In August, Prof. Beaver enjoyed being an invited participant at a 3 day IEEE conference on the history of computing, held at Williams, and organized by William Aspray, formerly an assistant professor of mathematics at Williams.

On October 24, Prof. Beaver gave a bag lunch talk, "Scientific Anniversaries," that reviewed significant events in the history of science and technology occurring 100, 200, 300, . . etc. years ago, beginning in 595 A.D. with the first authentic record of decimal calculation, and ending in 1895, centennial of the discovery of X-rays.

At Tyler House in November, Prof. Beaver continued with the informal presentation of the history of science, when he gave a brief talk on the 16th, "Medieval Unity: Science, Technology, and World View," followed by a discussion.

Early in 1996, Prof. Beaver published, with Prof. Eri Yagi of Toyo University and Prof. Lawrence Badash, University of California, Santa Barbara, "Derek J. deS. Price (1922-83): Historian of Science and Herald of Scientometrics," in Interdisciplinary Science Reviews. The article recounts early events in the development of scientometrics as a social scientific discipline.

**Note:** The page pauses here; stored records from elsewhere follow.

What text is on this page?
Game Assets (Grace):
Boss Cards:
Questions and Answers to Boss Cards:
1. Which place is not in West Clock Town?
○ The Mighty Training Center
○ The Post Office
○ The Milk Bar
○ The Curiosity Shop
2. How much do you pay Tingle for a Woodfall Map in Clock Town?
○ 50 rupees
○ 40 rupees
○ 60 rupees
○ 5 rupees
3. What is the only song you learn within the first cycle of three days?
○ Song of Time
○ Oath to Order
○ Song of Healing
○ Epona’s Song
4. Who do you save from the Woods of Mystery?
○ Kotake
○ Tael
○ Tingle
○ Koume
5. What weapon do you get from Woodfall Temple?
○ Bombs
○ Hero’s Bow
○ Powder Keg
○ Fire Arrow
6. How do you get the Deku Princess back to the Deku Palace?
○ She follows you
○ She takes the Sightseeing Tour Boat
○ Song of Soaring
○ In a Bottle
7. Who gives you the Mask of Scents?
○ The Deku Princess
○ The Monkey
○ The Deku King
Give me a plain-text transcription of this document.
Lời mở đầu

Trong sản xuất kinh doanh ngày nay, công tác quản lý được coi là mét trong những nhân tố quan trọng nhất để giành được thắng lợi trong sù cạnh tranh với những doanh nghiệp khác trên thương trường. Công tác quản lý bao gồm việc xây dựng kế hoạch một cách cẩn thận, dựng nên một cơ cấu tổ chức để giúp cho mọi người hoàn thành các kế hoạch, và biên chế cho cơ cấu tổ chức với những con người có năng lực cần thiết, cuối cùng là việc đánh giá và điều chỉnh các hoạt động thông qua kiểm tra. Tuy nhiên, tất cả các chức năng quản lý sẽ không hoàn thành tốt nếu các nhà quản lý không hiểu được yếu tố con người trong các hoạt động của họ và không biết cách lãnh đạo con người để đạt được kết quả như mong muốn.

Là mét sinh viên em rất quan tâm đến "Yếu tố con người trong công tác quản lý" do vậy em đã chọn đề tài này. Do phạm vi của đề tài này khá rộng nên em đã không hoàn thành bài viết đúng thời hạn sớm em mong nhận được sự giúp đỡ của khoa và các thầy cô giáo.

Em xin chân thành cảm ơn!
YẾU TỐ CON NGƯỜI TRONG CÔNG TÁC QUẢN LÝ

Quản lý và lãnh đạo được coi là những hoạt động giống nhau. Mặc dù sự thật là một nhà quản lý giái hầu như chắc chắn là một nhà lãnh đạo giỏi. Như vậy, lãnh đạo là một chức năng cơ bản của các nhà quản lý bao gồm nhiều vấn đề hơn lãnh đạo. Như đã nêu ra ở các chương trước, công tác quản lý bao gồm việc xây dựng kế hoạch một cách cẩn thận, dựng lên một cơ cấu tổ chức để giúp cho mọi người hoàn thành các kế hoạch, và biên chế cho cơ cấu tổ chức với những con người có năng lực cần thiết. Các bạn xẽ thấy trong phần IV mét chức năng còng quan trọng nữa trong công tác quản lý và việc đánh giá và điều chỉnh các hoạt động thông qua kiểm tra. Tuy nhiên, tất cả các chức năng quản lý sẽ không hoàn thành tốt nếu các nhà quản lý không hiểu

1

Just after spring vacation, Prof. Beaver traveled to Oxford University to participate in the Society for the History of Natural History conference, "Empires of Nature," April 11-13, where he gave a paper, "Writing Natural History for Survival, 1820-1856: the career of Sarah Bowdich Lee." Mrs. Robert Lee (1791-1856) [nee Sarah Wallis, formerly Mrs. T. E. Bowdich], was the first European woman ever to discover new genera of plants, a skilled naturalist, African traveler, author, and painter.

As usual, Professor Beaver continued to review and referee scholarly work during the year for the American Journal of Physics and Spectrum , a journal of the IEEE.